Find f ae-differentiable with $f´\in L^1(0,1)$ but not in $BV$...

Question

Here is a natural question which I didn't find in Measure Theory books:

Construct a continuous function $f(x)$ in $[0,1]$ with derivative at ae $x\in(0,1)$, and so that $f'(x)\in L^1(0,1)$, but such that $f$ is not of bounded variation.

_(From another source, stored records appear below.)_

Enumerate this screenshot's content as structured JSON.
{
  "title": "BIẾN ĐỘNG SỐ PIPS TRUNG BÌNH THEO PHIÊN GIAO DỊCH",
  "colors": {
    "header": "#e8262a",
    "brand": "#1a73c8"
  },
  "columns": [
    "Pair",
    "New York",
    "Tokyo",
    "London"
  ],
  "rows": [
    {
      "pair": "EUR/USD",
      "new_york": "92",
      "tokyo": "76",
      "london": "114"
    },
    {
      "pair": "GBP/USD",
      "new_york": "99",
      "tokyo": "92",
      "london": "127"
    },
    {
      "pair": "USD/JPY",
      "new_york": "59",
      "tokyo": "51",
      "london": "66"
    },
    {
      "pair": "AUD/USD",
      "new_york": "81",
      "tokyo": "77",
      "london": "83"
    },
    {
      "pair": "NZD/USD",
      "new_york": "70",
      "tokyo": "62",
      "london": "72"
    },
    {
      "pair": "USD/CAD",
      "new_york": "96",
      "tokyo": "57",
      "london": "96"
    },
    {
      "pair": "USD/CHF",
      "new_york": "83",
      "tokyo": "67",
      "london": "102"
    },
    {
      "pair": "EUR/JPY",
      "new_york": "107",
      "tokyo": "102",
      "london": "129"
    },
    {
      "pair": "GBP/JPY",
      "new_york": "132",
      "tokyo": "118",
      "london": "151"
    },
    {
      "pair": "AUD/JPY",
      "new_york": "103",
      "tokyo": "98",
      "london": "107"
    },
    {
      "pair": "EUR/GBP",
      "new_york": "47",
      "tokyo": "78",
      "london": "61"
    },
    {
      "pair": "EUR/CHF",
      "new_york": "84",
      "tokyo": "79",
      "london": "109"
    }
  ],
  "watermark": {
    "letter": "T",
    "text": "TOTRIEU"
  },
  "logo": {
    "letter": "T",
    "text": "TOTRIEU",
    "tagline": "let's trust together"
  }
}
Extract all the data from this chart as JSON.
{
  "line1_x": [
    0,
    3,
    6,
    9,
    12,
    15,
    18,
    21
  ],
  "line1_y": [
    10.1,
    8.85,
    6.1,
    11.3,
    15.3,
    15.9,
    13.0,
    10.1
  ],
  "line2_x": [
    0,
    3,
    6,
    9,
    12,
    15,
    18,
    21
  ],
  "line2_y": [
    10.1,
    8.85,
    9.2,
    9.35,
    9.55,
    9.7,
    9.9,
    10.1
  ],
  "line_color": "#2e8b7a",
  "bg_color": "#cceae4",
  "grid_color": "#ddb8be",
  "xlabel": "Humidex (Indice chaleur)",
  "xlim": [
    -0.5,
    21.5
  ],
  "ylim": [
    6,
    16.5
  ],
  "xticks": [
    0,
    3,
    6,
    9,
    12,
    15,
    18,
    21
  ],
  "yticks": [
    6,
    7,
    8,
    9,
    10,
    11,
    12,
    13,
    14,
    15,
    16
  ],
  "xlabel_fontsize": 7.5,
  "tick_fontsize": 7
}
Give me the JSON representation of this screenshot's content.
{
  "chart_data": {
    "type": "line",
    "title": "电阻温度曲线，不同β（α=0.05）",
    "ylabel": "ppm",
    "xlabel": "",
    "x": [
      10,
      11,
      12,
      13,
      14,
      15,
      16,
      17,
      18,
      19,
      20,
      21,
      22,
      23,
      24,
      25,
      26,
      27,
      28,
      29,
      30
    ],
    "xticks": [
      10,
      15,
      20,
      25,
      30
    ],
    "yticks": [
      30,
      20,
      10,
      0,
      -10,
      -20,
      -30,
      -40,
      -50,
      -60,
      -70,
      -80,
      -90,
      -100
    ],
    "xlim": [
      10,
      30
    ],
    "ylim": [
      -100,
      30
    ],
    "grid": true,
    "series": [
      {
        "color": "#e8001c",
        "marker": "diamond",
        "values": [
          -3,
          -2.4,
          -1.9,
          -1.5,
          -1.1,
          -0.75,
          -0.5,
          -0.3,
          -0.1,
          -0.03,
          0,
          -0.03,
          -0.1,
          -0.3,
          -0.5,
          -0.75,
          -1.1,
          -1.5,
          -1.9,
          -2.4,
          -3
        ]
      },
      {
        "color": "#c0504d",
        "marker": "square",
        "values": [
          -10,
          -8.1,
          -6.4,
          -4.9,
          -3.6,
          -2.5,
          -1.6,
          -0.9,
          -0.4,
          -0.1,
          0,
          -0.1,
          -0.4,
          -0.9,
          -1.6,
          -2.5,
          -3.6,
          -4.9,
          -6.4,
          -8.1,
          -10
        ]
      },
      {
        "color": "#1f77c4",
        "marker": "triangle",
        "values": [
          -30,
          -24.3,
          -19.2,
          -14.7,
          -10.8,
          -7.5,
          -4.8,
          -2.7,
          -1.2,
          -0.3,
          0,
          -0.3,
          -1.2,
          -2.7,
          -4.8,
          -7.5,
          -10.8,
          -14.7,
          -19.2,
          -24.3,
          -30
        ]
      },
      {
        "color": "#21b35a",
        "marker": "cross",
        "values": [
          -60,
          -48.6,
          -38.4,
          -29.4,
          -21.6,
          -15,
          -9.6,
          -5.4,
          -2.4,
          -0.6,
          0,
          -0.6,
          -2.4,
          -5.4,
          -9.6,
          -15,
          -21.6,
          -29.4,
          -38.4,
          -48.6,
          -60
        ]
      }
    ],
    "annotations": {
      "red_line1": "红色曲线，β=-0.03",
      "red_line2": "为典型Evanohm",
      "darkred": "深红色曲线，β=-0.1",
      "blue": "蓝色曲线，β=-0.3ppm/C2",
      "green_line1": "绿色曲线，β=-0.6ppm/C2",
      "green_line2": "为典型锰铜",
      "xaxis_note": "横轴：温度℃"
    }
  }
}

The motivation would be the following: A well-known sufficient condition for absolute continuity asserts that

if $f$ is continuous, $f'(x)$ exists for all $x\in(0,1)$ except a countable set, and $f'(x)\in L^1(0,1)$, then $f$ is absolutely continuous (hence $f\in BV$).

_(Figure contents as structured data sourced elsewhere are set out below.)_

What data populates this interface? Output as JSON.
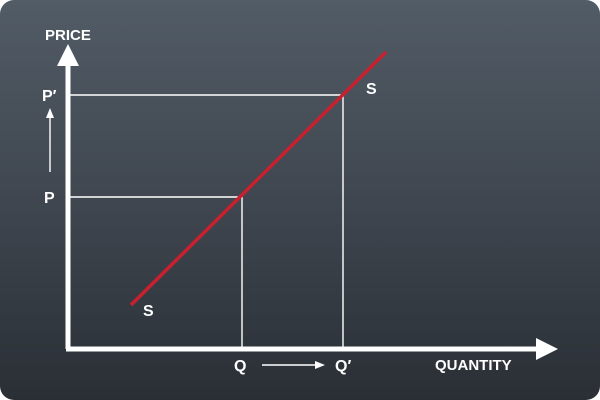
{
  "diagram": {
    "y_axis_label": "PRICE",
    "x_axis_label": "QUANTITY",
    "price_labels": {
      "initial": "P",
      "new": "P′"
    },
    "quantity_labels": {
      "initial": "Q",
      "new": "Q′"
    },
    "curve_labels": {
      "lower": "S",
      "upper": "S"
    },
    "colors": {
      "background_top": "#525c66",
      "background_bottom": "#2a2f35",
      "axis": "#ffffff",
      "guide_lines": "#ffffff",
      "supply_curve": "#c8202e",
      "text": "#ffffff"
    },
    "icons": {
      "price_increase": "up-arrow-icon",
      "quantity_increase": "right-arrow-icon"
    }
  }
}
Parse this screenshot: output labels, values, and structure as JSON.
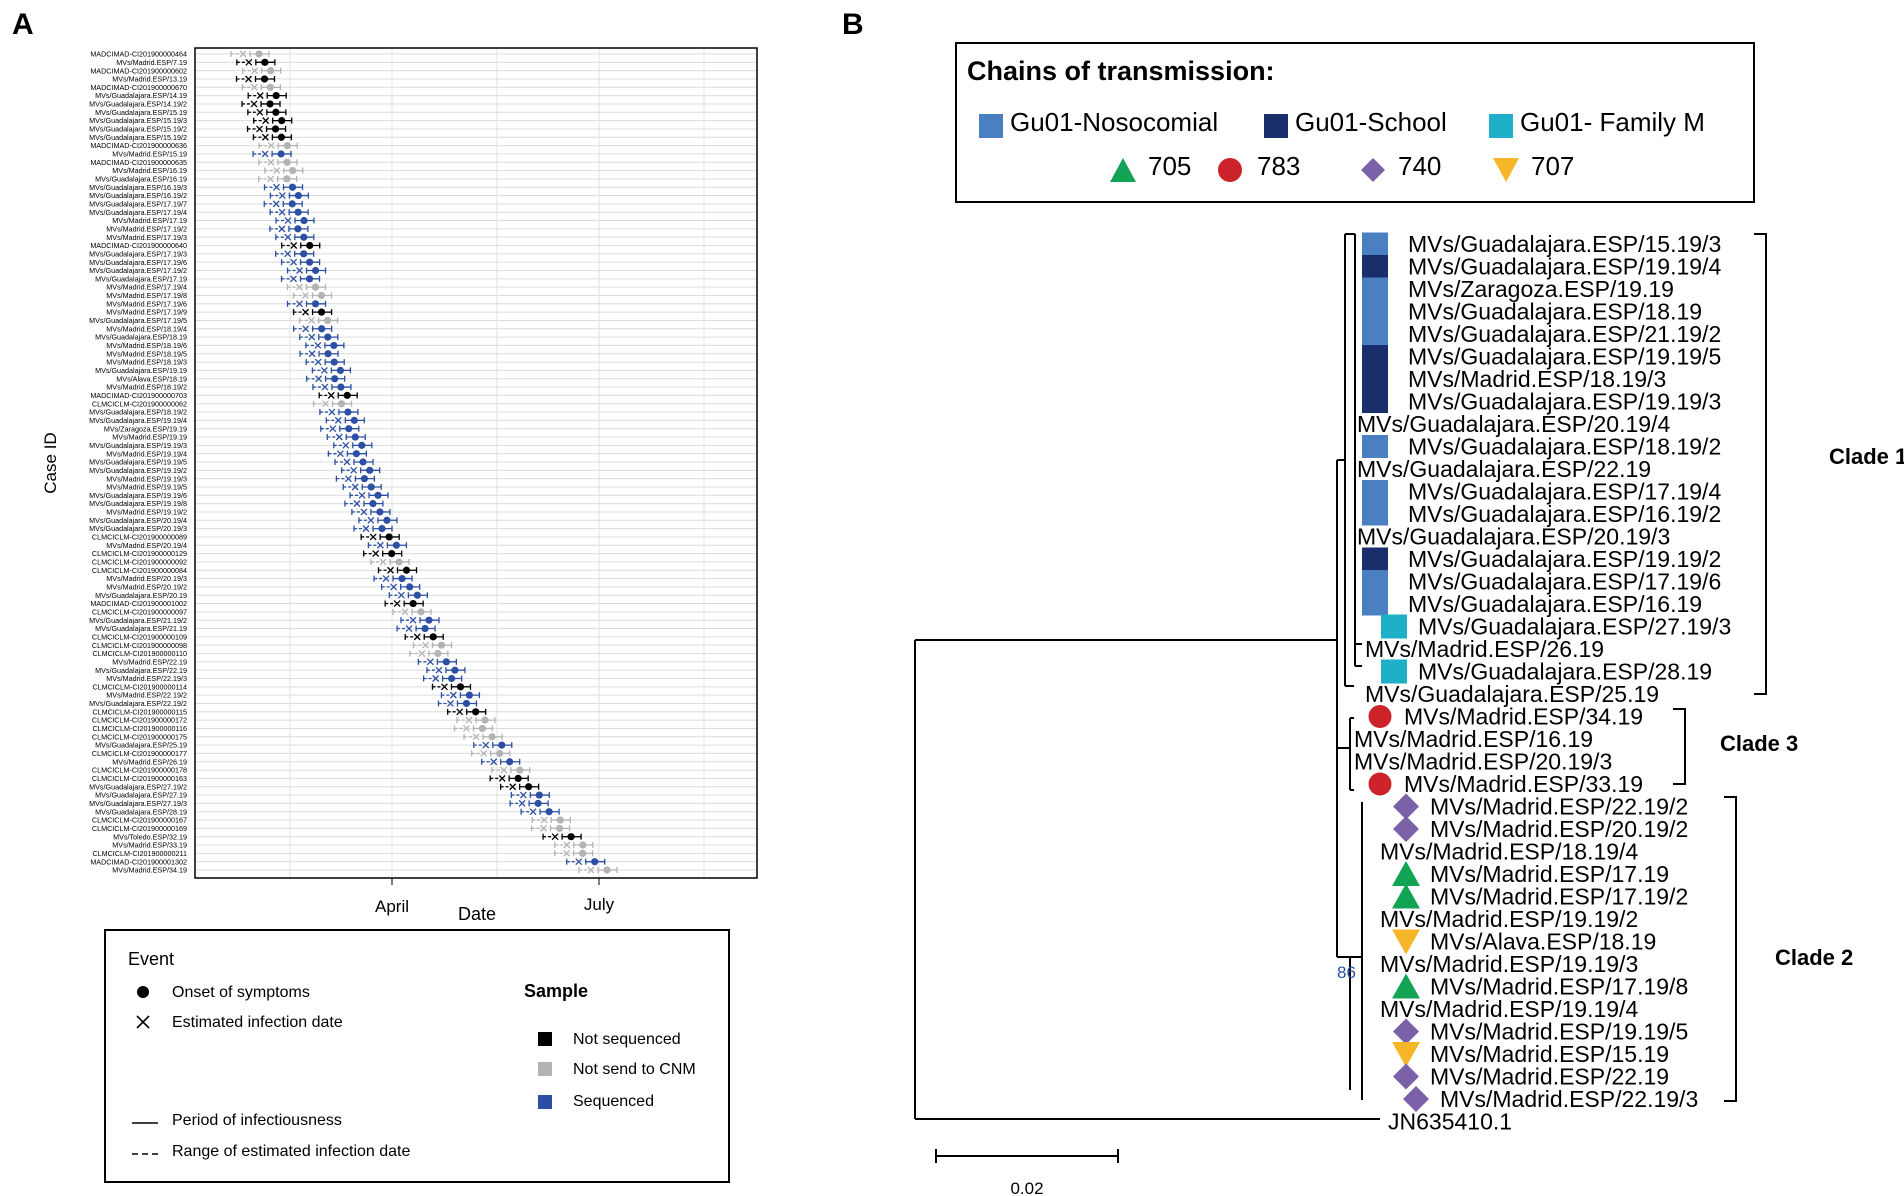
{
  "panel_a": {
    "letter": "A",
    "y_axis_title": "Case ID",
    "x_axis_title": "Date",
    "x_tick_labels": [
      "April",
      "July"
    ],
    "case_ids": [
      "MADCIMAD-CI201900000464",
      "MVs/Madrid.ESP/7.19",
      "MADCIMAD-CI201900000602",
      "MVs/Madrid.ESP/13.19",
      "MADCIMAD-CI201900000670",
      "MVs/Guadalajara.ESP/14.19",
      "MVs/Guadalajara.ESP/14.19/2",
      "MVs/Guadalajara.ESP/15.19",
      "MVs/Guadalajara.ESP/15.19/3",
      "MVs/Guadalajara.ESP/15.19/2",
      "MVs/Guadalajara.ESP/15.19/2",
      "MADCIMAD-CI201900000636",
      "MVs/Madrid.ESP/15.19",
      "MADCIMAD-CI201900000635",
      "MVs/Madrid.ESP/16.19",
      "MVs/Guadalajara.ESP/16.19",
      "MVs/Guadalajara.ESP/16.19/3",
      "MVs/Guadalajara.ESP/16.19/2",
      "MVs/Guadalajara.ESP/17.19/7",
      "MVs/Guadalajara.ESP/17.19/4",
      "MVs/Madrid.ESP/17.19",
      "MVs/Madrid.ESP/17.19/2",
      "MVs/Madrid.ESP/17.19/3",
      "MADCIMAD-CI201900000640",
      "MVs/Guadalajara.ESP/17.19/3",
      "MVs/Guadalajara.ESP/17.19/6",
      "MVs/Guadalajara.ESP/17.19/2",
      "MVs/Guadalajara.ESP/17.19",
      "MVs/Madrid.ESP/17.19/4",
      "MVs/Madrid.ESP/17.19/8",
      "MVs/Madrid.ESP/17.19/6",
      "MVs/Madrid.ESP/17.19/9",
      "MVs/Guadalajara.ESP/17.19/5",
      "MVs/Madrid.ESP/18.19/4",
      "MVs/Guadalajara.ESP/18.19",
      "MVs/Madrid.ESP/18.19/6",
      "MVs/Madrid.ESP/18.19/5",
      "MVs/Madrid.ESP/18.19/3",
      "MVs/Guadalajara.ESP/19.19",
      "MVs/Alava.ESP/18.19",
      "MVs/Madrid.ESP/18.19/2",
      "MADCIMAD-CI201900000703",
      "CLMCICLM-CI201900000062",
      "MVs/Guadalajara.ESP/18.19/2",
      "MVs/Guadalajara.ESP/19.19/4",
      "MVs/Zaragoza.ESP/19.19",
      "MVs/Madrid.ESP/19.19",
      "MVs/Guadalajara.ESP/19.19/3",
      "MVs/Madrid.ESP/19.19/4",
      "MVs/Guadalajara.ESP/19.19/5",
      "MVs/Guadalajara.ESP/19.19/2",
      "MVs/Madrid.ESP/19.19/3",
      "MVs/Madrid.ESP/19.19/5",
      "MVs/Guadalajara.ESP/19.19/6",
      "MVs/Guadalajara.ESP/19.19/8",
      "MVs/Madrid.ESP/19.19/2",
      "MVs/Guadalajara.ESP/20.19/4",
      "MVs/Guadalajara.ESP/20.19/3",
      "CLMCICLM-CI201900000089",
      "MVs/Madrid.ESP/20.19/4",
      "CLMCICLM-CI201900000129",
      "CLMCICLM-CI201900000092",
      "CLMCICLM-CI201900000084",
      "MVs/Madrid.ESP/20.19/3",
      "MVs/Madrid.ESP/20.19/2",
      "MVs/Guadalajara.ESP/20.19",
      "MADCIMAD-CI201900001002",
      "CLMCICLM-CI201900000097",
      "MVs/Guadalajara.ESP/21.19/2",
      "MVs/Guadalajara.ESP/21.19",
      "CLMCICLM-CI201900000109",
      "CLMCICLM-CI201900000098",
      "CLMCICLM-CI201900000110",
      "MVs/Madrid.ESP/22.19",
      "MVs/Guadalajara.ESP/22.19",
      "MVs/Madrid.ESP/22.19/3",
      "CLMCICLM-CI201900000114",
      "MVs/Madrid.ESP/22.19/2",
      "MVs/Guadalajara.ESP/22.19/2",
      "CLMCICLM-CI201900000115",
      "CLMCICLM-CI201900000172",
      "CLMCICLM-CI201900000116",
      "CLMCICLM-CI201900000175",
      "MVs/Guadalajara.ESP/25.19",
      "CLMCICLM-CI201900000177",
      "MVs/Madrid.ESP/26.19",
      "CLMCICLM-CI201900000178",
      "CLMCICLM-CI201900000163",
      "MVs/Guadalajara.ESP/27.19/2",
      "MVs/Guadalajara.ESP/27.19",
      "MVs/Guadalajara.ESP/27.19/3",
      "MVs/Guadalajara.ESP/28.19",
      "CLMCICLM-CI201900000167",
      "CLMCICLM-CI201900000169",
      "MVs/Toledo.ESP/32.19",
      "MVs/Madrid.ESP/33.19",
      "CLMCICLM-CI201900000211",
      "MADCIMAD-CI201900001302",
      "MVs/Madrid.ESP/34.19"
    ],
    "legend": {
      "event_title": "Event",
      "onset_label": "Onset of symptoms",
      "infection_label": "Estimated infection date",
      "period_label": "Period of infectiousness",
      "range_label": "Range of estimated infection date",
      "sample_title": "Sample",
      "not_sequenced_label": "Not sequenced",
      "not_sent_label": "Not send to CNM",
      "sequenced_label": "Sequenced",
      "colors": {
        "not_sequenced": "#000000",
        "not_sent": "#b3b3b3",
        "sequenced": "#2c4fa3"
      }
    }
  },
  "panel_b": {
    "letter": "B",
    "legend_title": "Chains of transmission:",
    "chains": [
      {
        "label": "Gu01-Nosocomial",
        "color": "#4a7fc1"
      },
      {
        "label": "Gu01-School",
        "color": "#1a2e6b"
      },
      {
        "label": "Gu01- Family M",
        "color": "#1eb0c8"
      }
    ],
    "symbols": [
      {
        "label": "705",
        "shape": "triangle-up",
        "color": "#12a354"
      },
      {
        "label": "783",
        "shape": "circle",
        "color": "#cc2229"
      },
      {
        "label": "740",
        "shape": "diamond",
        "color": "#7b62a8"
      },
      {
        "label": "707",
        "shape": "triangle-down",
        "color": "#f7b52a"
      }
    ],
    "tips": [
      "MVs/Guadalajara.ESP/15.19/3",
      "MVs/Guadalajara.ESP/19.19/4",
      "MVs/Zaragoza.ESP/19.19",
      "MVs/Guadalajara.ESP/18.19",
      "MVs/Guadalajara.ESP/21.19/2",
      "MVs/Guadalajara.ESP/19.19/5",
      "MVs/Madrid.ESP/18.19/3",
      "MVs/Guadalajara.ESP/19.19/3",
      "MVs/Guadalajara.ESP/20.19/4",
      "MVs/Guadalajara.ESP/18.19/2",
      "MVs/Guadalajara.ESP/22.19",
      "MVs/Guadalajara.ESP/17.19/4",
      "MVs/Guadalajara.ESP/16.19/2",
      "MVs/Guadalajara.ESP/20.19/3",
      "MVs/Guadalajara.ESP/19.19/2",
      "MVs/Guadalajara.ESP/17.19/6",
      "MVs/Guadalajara.ESP/16.19",
      "MVs/Guadalajara.ESP/27.19/3",
      "MVs/Madrid.ESP/26.19",
      "MVs/Guadalajara.ESP/28.19",
      "MVs/Guadalajara.ESP/25.19",
      "MVs/Madrid.ESP/34.19",
      "MVs/Madrid.ESP/16.19",
      "MVs/Madrid.ESP/20.19/3",
      "MVs/Madrid.ESP/33.19",
      "MVs/Madrid.ESP/22.19/2",
      "MVs/Madrid.ESP/20.19/2",
      "MVs/Madrid.ESP/18.19/4",
      "MVs/Madrid.ESP/17.19",
      "MVs/Madrid.ESP/17.19/2",
      "MVs/Madrid.ESP/19.19/2",
      "MVs/Alava.ESP/18.19",
      "MVs/Madrid.ESP/19.19/3",
      "MVs/Madrid.ESP/17.19/8",
      "MVs/Madrid.ESP/19.19/4",
      "MVs/Madrid.ESP/19.19/5",
      "MVs/Madrid.ESP/15.19",
      "MVs/Madrid.ESP/22.19",
      "MVs/Madrid.ESP/22.19/3",
      "JN635410.1"
    ],
    "clade_labels": [
      "Clade 1",
      "Clade 3",
      "Clade 2"
    ],
    "bootstrap": "86",
    "scale_label": "0.02"
  }
}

In this theorem, "countable set" cannot be replaced by "null set", as the Cantor staircase shows. Is this also the case if we just want $f\in BV(0,1)$?

Some observations about temptative constructions:

(i) Cantor staicases alone would not work, since they are increasing, hence $BV$...

(ii) Volterra type constructions, which fill the complement of a Cantor set with blocks $x^a \sin(x^{-b})$ are not good either. For the derivatives of these blocks to be in $L^1$ one needs $a>b$, but then blocks are in $BV$, and probably also the resulting function...

Are there other natural examples to test with?

Answer 1

This is not possible.

Let $f$ be as in your assumptions, and let $0 = t_0, < t_1 < \dots < t_N = 1$ be given. Then for all $i\in \{1, \dots, N\}$, $f(t_{i} - f(t_{i-1}) = \int_{t_{i-1}}^{t_i} f'(s) ds$. It follows that $$ \sum_{i = 1}^N |f(t_i) - f(t_{i-1})| = \sum_{i = 1}^N |\int_{t_{i-1}}^{t_i} f'(s) ds| \le \sum_{i = 1}^N \int_{t_{i-1}}^{t_i} |f'(s)| ds = \int_0^1 |f'(s)| ds $$ and therefore the function has bounded variation.

Answer 2

I just came out with a counterexample.

One produces a function similar to $x\sin(1/x)$ (which is not in $BV$), but with the oscillating blocks made of Cantor staircases (hence continuous and with $f'(x)=0$ ae).

Here are the details:

Call $h(x)$ the usual Cantor staircase, ie $h:[0,1]\to[0,1]$, continuous, increasing, onto and with $h'(x)=0$ at almost every $x\in(0,1)$.

Next, dilate this function to $h_n:[\frac1{n+1},\frac1n]\to [0,\frac1n]$ by $$ h_n(x)= \frac1n h\Big(\frac{x-\frac1{n+1}}{\frac1n-\frac1{n+1}}\Big),\quad \mbox{if $n$ odd}$$ or $$ h_n(x)= \frac1n h\Big(1-\frac{x-\frac1{n+1}}{\frac1n-\frac1{n+1}}\Big),\quad \mbox{if $n$ even.}$$ Finally, define $f(x)=h_n(x)$ if $x\in [\frac1{n+1},\frac1n]$ and $f(0)=0$.

It is straightforward to verify that $f\in C[0,1]$ and $f'(x)=0$ a.e. $x\in(0,1)$. Finally, $f\not\in BV[0,1]$ since $$\sum_{n=1}^{2N}\big|f(\frac1n)-f(\frac1{n+1})\big|=\sum_{n=1}^N\frac1{2n+1}\to\infty,\quad \mbox{as }N\to\infty.$$